Navy Warship Was at Sea When Officials Said It was Undeployable: Commander

Navy Warship Was at Sea When Officials Said It was Undeployable: Commander
Navy personnel prepare doses of a COVID-19 vaccine at a vaccination site in New York City on Feb. 24, 2021. (Seth Wenig/Pool/AFP via Getty Images)
Zachary Stieber
3/15/2022
Updated:
3/15/2022

The warship that U.S. Navy officials described as undeployable if they were not able to remove the unvaccinated commander was actually deployed when the assertions were made, the commander told a judge during a recent hearing.

“No sir, I do not,” the commander, who has not been publicly named, said when asked whether he thought the officials’ statements were accurate.

U.S. District Judge Steven Merryday, a George H. W. Bush appointee who is overseeing the case, ordered military officials in February not to take punitive action against the commander because they appear to have wrongfully denied the commander’s request for a religious exemption from the military’s COVID-19 vaccine mandate.

In an emergency motion to the judge on Feb. 28, officials alleged the ruling was affecting military readiness because unvaccinated sailors “pose a risk to other personnel” since the COVID-19 vaccines have proven effective at halting the spread of the virus that causes the disease.

The order “effectively places a multi-billion dollar guided missile destroyer out of commission,” the motion stated. “For example, if it becomes necessary to deploy an East Coast-based surface ship in response to global events in Ukraine (or elsewhere), the Navy will not deploy the Commander’s vessel.
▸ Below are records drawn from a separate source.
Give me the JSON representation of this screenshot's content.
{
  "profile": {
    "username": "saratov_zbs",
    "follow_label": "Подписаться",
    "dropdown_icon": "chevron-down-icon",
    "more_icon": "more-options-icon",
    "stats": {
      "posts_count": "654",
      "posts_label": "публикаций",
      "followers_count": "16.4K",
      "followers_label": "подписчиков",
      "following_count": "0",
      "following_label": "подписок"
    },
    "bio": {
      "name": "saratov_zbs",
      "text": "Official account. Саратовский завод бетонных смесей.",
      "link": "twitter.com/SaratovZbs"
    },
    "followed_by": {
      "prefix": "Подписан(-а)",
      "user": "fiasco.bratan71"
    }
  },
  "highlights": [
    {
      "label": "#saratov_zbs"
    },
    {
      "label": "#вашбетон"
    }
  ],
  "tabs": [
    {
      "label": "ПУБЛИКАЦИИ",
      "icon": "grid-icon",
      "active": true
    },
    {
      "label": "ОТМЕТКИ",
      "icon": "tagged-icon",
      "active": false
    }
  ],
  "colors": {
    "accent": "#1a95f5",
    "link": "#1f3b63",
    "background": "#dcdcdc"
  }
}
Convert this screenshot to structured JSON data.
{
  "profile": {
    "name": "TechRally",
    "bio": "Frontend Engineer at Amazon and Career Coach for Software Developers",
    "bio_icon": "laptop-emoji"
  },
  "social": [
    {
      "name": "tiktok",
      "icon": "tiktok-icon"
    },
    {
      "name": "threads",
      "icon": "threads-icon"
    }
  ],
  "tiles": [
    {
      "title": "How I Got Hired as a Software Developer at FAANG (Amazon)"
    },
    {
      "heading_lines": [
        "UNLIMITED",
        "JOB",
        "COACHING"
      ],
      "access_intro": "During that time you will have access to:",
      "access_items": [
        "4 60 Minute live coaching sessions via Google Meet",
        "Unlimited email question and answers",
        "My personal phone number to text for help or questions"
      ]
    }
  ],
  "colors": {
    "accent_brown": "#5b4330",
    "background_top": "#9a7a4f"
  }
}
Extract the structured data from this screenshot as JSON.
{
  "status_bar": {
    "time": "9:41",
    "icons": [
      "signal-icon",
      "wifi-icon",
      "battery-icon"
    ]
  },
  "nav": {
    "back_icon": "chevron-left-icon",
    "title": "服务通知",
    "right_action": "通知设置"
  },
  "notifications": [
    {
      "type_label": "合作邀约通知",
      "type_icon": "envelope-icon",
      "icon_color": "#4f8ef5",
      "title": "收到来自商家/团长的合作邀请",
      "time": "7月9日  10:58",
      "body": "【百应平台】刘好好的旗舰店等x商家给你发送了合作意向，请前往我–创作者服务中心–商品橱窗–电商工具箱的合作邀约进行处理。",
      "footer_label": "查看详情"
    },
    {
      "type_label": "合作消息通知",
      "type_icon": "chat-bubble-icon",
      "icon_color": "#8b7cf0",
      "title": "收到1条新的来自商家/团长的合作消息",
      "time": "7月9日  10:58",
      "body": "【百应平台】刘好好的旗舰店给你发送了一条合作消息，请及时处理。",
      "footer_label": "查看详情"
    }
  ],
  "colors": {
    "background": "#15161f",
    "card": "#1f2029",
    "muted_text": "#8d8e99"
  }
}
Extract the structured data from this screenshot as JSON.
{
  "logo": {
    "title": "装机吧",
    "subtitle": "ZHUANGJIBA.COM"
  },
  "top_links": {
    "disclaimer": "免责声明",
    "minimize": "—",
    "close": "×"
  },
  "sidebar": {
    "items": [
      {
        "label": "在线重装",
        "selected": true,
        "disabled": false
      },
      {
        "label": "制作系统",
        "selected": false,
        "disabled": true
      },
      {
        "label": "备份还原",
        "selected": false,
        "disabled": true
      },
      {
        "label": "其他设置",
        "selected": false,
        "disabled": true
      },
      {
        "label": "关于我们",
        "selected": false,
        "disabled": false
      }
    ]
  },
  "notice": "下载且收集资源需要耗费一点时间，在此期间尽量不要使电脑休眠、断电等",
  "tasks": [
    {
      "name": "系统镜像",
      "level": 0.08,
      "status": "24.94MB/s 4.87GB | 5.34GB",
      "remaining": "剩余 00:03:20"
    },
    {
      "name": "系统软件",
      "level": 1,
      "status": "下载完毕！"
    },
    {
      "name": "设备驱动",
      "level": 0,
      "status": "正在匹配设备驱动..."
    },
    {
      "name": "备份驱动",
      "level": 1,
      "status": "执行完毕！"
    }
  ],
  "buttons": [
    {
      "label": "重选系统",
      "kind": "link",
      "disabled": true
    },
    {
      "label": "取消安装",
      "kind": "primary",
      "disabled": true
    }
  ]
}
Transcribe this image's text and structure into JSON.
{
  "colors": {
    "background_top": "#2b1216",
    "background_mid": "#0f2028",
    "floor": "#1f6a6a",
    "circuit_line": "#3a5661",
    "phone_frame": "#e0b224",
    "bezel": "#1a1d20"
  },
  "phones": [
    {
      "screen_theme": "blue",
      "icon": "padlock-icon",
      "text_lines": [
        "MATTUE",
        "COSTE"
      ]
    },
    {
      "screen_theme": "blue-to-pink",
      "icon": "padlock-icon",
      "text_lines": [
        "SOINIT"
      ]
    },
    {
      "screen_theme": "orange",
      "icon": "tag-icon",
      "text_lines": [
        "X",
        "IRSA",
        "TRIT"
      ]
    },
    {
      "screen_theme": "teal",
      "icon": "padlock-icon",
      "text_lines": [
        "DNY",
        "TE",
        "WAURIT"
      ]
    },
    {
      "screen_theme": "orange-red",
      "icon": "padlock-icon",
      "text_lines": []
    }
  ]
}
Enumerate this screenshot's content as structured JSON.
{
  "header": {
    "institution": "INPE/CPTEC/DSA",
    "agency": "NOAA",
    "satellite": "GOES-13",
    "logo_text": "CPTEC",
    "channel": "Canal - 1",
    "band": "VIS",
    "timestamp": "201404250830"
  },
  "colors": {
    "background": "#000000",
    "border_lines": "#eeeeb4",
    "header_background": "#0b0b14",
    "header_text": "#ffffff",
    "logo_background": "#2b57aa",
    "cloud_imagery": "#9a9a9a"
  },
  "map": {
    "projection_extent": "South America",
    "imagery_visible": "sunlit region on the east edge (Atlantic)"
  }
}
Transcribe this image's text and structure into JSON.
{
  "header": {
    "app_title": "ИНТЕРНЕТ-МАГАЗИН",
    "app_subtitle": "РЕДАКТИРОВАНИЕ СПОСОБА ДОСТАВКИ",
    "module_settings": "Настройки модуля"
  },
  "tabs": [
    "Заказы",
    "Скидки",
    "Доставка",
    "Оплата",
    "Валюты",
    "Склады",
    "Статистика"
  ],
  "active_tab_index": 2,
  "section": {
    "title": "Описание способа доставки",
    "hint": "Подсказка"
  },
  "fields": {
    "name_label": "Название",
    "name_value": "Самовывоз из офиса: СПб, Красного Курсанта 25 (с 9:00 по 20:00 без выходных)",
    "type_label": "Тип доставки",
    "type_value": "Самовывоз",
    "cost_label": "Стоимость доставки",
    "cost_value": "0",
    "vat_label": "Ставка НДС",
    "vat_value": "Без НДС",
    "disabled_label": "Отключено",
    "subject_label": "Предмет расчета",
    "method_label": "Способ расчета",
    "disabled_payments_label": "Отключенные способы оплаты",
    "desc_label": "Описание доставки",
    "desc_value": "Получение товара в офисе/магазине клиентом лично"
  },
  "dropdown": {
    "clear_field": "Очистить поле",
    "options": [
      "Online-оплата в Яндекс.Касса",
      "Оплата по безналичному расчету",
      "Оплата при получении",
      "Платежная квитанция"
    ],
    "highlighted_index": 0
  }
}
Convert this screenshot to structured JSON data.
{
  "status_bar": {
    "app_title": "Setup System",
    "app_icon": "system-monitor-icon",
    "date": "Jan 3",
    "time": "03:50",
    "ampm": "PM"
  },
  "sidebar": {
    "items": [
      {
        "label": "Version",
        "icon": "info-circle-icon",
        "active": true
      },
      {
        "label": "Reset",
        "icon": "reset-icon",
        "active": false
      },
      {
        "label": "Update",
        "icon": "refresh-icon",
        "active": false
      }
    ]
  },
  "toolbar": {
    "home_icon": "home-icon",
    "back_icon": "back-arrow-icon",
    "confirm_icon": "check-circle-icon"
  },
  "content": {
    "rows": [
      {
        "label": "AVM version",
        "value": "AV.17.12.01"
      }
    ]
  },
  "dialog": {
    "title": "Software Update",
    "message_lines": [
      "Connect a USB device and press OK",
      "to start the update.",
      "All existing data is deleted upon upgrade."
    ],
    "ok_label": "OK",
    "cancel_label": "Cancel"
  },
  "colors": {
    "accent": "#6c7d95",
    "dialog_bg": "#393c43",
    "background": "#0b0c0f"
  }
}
In this way, the Court’s order will have a wide-ranging impact on Navy operations and national security.”
Besides federal health officials saying the vaccines don’t affect the transmission of the virus, and the vaccines proving virtually ineffective against preventing infection, the claim about the ship itself was undermined by the commander’s testimony in federal court, according to a transcript released March 14.

“I was out at sea” on Feb. 28, when the motion was entered, the commander said.

The officer said he was in charge of his ship and there did not appear to be any problems stemming from his vaccination status, as both unvaccinated and vaccinated people can test positive for COVID-19, particularly since the emergence of the Omicron variant of the CCP (Chinese Communist Party) virus.

The training exercises the ship was completing lasted through about March 4, according to the commander.

The Navy and Department of Justice, whose lawyers are representing the military in the case, declined to comment.

“I’m here today because the military is not executing this policy while respecting the constitutional freedoms laid out in the First Amendment or RFRA,” the commander said, referring to the Religious Freedom Restoration Act. “I should not be the one standing here to say that today; generals and admirals, the executives in our service, should be here to say that to the politics, to the bureaucracy, to their decision-making.”

One day after the hearing, the judge rejected the government’s motion.

The Navy has asked an appeals court to step in; that court has yet to rule on the request.